Columbus Day Storm

50 years later.

By Chris Lydgate ’90 | October 12, 2012

The Columbus Day Storm is generally reckoned to be the most powerful extratropical cyclone to hit the United States in the 20th century. Starting October 12, 1962, with peak gusts of 100 miles per hour, it rampaged through California, Oregon, Washington, and British Columbia, killing 23 people, destroying 84 homes, severely damaging 5,000 more, and wreaking overall havoc estimated at $170 million.

What's this got to do with Reed? Nothing, except that the storm has sometimes been attributed to divine retribution after Reed defeated Columbia Christian College that day 19–7 on the football field.

It is also sometimes blamed on a mock crucifixion staged by Reedies at halftime, which is probably false; most sources place that blasphemous reenactment (in which a student actually dragged a cross along the field) several years earlier.

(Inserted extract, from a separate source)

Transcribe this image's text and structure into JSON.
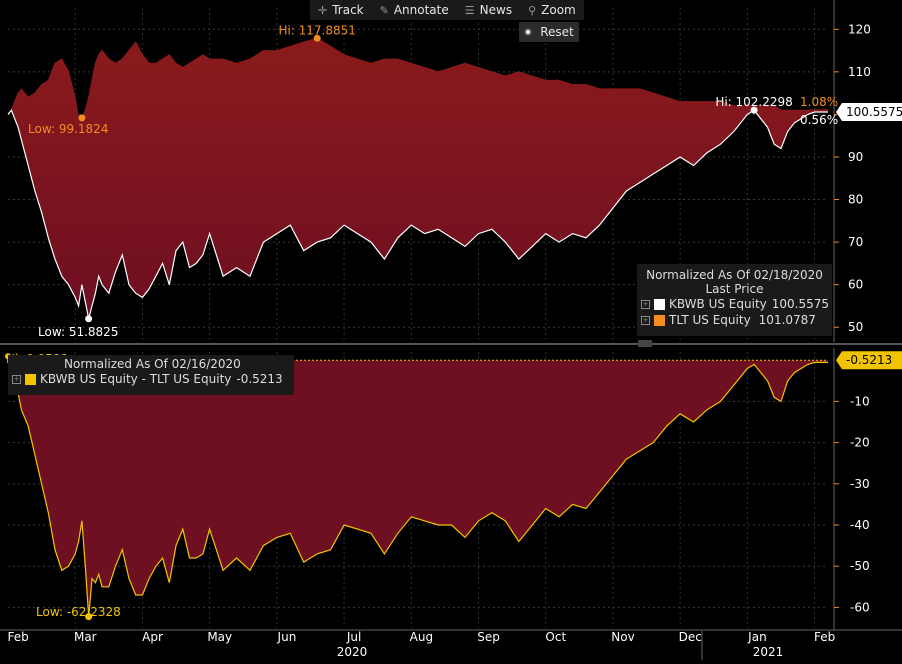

Reed magazine published an account of the storm and the crucifixion in 2009 based on the recollections of Coach Jack Scrivens [physical ed 1961–99]. When various readers offered conflcting memories, local historian Jim Kahan '64 conducted an exhaustive investigation and concluded that several mock crucifixions took place at Reed in the late 1950s and early 1960s, but none matched the timing of the storm.

However, there is no doubt that Reed vanquished Columbia Christian College on that day, so the theory of divine retribution cannot be conclusively ruled out.